Mágoa
Mágoa, está para lá da tristeza, da saudade, do desejo de lutar pelo que já se perdeu, da raiva de não ter o que mais se queria, da pena de se ter deixado fugir um grande amor, por ser demasiado grande.
Primeiro grita-se, barafusta-se, soluça-se em catadupas, planeia-se uma estratégia de recuperação, sente-se os solavancos e come-se sem mastigar num torpor raivoso e revoltado.A vida corre mais depressa que nós, passa-nos por cima e os dias comem-se uns aos outros.Só queremos que o tempo corra de modo a apaziguar-nos a dor e acalmar os papos nos olhos.

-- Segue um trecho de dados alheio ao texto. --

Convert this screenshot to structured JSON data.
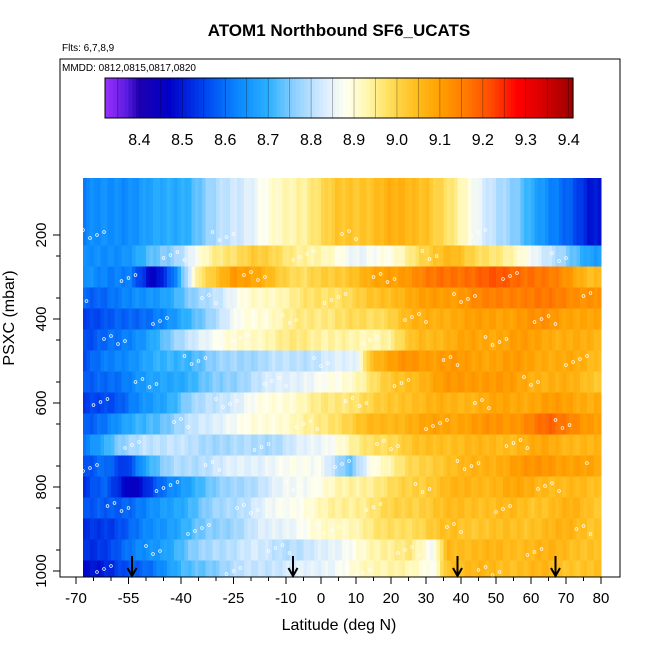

Depois,é o pós-guerra, a rendição, a entrega das armas e a sentença de um tribunal marcial interior em que os juízes são a vida e o réu é o que fizemos dela.Limpam-se os destroços, enterram-se os mortos,tratam-se os feridos que são as nossas feridas, feitas de saudade, desencontros, palavras infelizes e atitudes insensatas, medos, frustrações e tudo o que não foi dito.Há quem durma com antigos "amores",há quem tome calmantes ou parta para um sítio turisticamente apatecível.O pior é quando lá se chega, apetece tudo menos lá ficar. Percebemos que não há longe nem distancia para a dor e que nenhum amante, amigo, mãe, irmão, droga ou bebida mata a saudade do que já fomos ou de quem já tivemos nos braços.
A Mágoa chega então, quando o cansaço já não nos deixa sentir mais nada.É silenciosa e matreira, instala-se sem darmos por ela, aloja-se no coração e começa a deixar sinais aqui e ali dentro de nós. A pouco e pouco sentimos que já não somos a mesma pessoa.As cicatrizes podem esbater-se com o passar do tempo e ser habilmente remendadas com golpes de plástica, mas ficarão para sempre debaixo dos excertos que fazemos á Alma. O cansaço mata tudo, a raiva de não termos quem tanto amámos, a fúria de não sermos donos da nossa vontade, o orgulho ferido de termos perdido quem mais queríamos.Só não mata a saudade e a vontade de sonhar que talvez um dia possamos mudar novamente e libertar-nos de nós mesmos e do sofrimento tão grande quanto involuntário, tão patético quanto verdadeiro.
Ás vezes, quando a mágoa é enorme e sufoca, vegetamos em silêncio para que ela não nos coma. Fingimos estar tudo bem, rimos de nós próprios perante os outros e até mesmo perante o "outro" que vive dentro de nós.Tornamo-nos espectadores da nossa dor. Afastamo-nos de nós, do que somos, daquilo em que acreditamos.No fundo estamos a desistir, como quem volta atrás porque tem medo do escuro, vencidos pela desilusão, cansados de esperar que o Mundo pare e se lembre de nós. Mas o Mundo não pára, nada pára, a vida foge, os dias atropelam-se, e, é preciso continuar a vive-los mesmo com dor, mesmo com Mágoa.Pelo menos a Mágoa magoa e faz-nos sentir vivos, arde no peito e no orgulho, mas a pouco e pouco vai matando a dor e torna-se a nossa companheira mais próxima, que nos vai protegendo da tristeza, que se vai consumindo como uma vela esquecida num presépio abandonado, que uma brisa ou um novo sopro de vida um dia apagará.
Mas isso só será possível quando conseguirmos ESQUECER.